Background. The aim of our study was to investigate the diagnostic and prognostic value of a sensitive cardiac troponin I (s-cTnI) assay in patients with acute heart failure (AHF).
Methods. Sensitive cardiac troponin I was measured in 667 consecutive patients at presentation to the emergency department with acute dyspnoea. Three s-cTnI strata were predefined: below the limit of detection (<0.01 μg L−1, undetectable), detectable but still within the normal range (0.01–0.027 μg L−1) and increased (≥0.028 μg L−1, ≥99th percentile). The final diagnosis was adjudicated by two independent cardiologists blinded to the s-cTnI levels. Median follow-up in patients with AHF was 371 days.
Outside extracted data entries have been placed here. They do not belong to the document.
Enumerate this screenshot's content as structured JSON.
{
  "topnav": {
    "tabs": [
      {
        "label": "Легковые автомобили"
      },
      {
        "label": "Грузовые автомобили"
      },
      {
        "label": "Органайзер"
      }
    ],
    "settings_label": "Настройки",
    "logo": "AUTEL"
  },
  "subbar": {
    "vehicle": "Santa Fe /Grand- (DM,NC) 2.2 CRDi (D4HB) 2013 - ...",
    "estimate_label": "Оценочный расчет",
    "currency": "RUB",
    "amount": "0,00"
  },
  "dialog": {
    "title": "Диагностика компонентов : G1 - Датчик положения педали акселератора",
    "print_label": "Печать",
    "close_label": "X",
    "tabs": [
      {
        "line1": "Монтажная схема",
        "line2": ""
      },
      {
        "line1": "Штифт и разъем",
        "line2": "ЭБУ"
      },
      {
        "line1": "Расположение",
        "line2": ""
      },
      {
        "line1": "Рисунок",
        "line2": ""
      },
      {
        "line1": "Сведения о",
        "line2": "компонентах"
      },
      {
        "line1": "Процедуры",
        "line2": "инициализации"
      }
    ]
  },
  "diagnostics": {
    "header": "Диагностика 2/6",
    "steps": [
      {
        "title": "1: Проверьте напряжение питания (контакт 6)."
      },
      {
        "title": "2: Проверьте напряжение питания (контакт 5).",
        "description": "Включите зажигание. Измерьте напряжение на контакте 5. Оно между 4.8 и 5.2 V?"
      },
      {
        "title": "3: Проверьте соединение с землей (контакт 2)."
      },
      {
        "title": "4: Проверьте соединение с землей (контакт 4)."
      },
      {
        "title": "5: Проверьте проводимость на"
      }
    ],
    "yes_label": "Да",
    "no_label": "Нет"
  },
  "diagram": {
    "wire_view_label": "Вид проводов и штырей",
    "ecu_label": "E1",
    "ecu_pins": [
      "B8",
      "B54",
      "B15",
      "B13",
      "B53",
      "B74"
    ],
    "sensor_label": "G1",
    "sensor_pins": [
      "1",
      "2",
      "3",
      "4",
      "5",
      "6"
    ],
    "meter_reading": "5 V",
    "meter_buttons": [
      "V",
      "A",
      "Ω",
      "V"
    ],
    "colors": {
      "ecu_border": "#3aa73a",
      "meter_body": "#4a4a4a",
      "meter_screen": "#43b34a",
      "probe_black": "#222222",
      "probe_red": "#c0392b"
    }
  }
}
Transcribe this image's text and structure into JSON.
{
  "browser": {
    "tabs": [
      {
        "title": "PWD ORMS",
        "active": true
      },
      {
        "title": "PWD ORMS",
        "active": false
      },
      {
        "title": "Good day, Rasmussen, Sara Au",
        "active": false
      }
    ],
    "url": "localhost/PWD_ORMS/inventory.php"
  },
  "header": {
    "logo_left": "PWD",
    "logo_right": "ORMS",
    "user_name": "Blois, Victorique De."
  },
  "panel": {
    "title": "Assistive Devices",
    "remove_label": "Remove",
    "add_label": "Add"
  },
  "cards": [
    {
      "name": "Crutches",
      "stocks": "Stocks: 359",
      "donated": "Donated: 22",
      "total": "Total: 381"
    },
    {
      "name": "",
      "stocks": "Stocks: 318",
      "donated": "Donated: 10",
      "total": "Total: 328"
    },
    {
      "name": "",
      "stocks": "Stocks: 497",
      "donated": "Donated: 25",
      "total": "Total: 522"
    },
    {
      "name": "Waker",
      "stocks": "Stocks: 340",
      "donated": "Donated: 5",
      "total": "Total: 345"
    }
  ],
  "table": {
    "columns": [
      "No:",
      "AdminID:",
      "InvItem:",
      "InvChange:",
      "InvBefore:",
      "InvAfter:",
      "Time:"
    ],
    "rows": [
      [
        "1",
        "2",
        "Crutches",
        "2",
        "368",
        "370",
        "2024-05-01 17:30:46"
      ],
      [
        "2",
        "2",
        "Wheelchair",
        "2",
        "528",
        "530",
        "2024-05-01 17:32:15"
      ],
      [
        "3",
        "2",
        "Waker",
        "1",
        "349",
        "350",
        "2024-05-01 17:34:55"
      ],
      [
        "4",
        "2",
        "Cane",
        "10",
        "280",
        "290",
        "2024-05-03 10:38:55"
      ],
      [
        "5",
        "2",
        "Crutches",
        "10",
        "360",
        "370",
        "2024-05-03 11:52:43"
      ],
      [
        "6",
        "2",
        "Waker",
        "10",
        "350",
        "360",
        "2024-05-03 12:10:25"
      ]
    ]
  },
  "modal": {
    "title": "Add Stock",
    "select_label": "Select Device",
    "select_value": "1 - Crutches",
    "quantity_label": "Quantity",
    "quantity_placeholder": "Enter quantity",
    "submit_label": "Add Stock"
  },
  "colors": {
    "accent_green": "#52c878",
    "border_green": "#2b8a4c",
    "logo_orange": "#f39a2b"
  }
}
Results. Levels of s-cTnI were higher in patients with AHF (n = 377, 57%) compared to patients with noncardiac causes of acute dyspnoea (median 0.02 vs. <0.01 μg L−1, P < 0.001). In patients with AHF, in-hospital mortality increased with increasing s-cTnI in the three strata (2%, 5% and 14%, P < 0.001). One-year mortality also increased with increasing s-cTnI (21%, 33% and 47%, P < 0.001). s-cTnI remained an independent predictor of 1-year mortality [adjusted odds ratio 1.03 for each increase of 0.1 μg L−1, 95% confidence interval (CI) 1.02–1.05, P < 0.001] after adjustment for other risk factors including B-type natriuretic peptide. The net reclassification improvement was 68% (P < 0.001), and absolute integrated discrimination improvement was 0.18 (P < 0.001). The diagnostic accuracy of s-cTnI for the diagnosis of AHF as quantified by the area under the receiver operating characteristic curve was 0.78 (95% CI, 0.75–0.82).
Conclusions. Sensitive cardiac troponin I is a strong predictor of short- and long-term prognosis in AHF that helps to reclassify patients in terms of mortality risk. Detectable levels of s-cTnI, even within the normal range, are independently associated with mortality.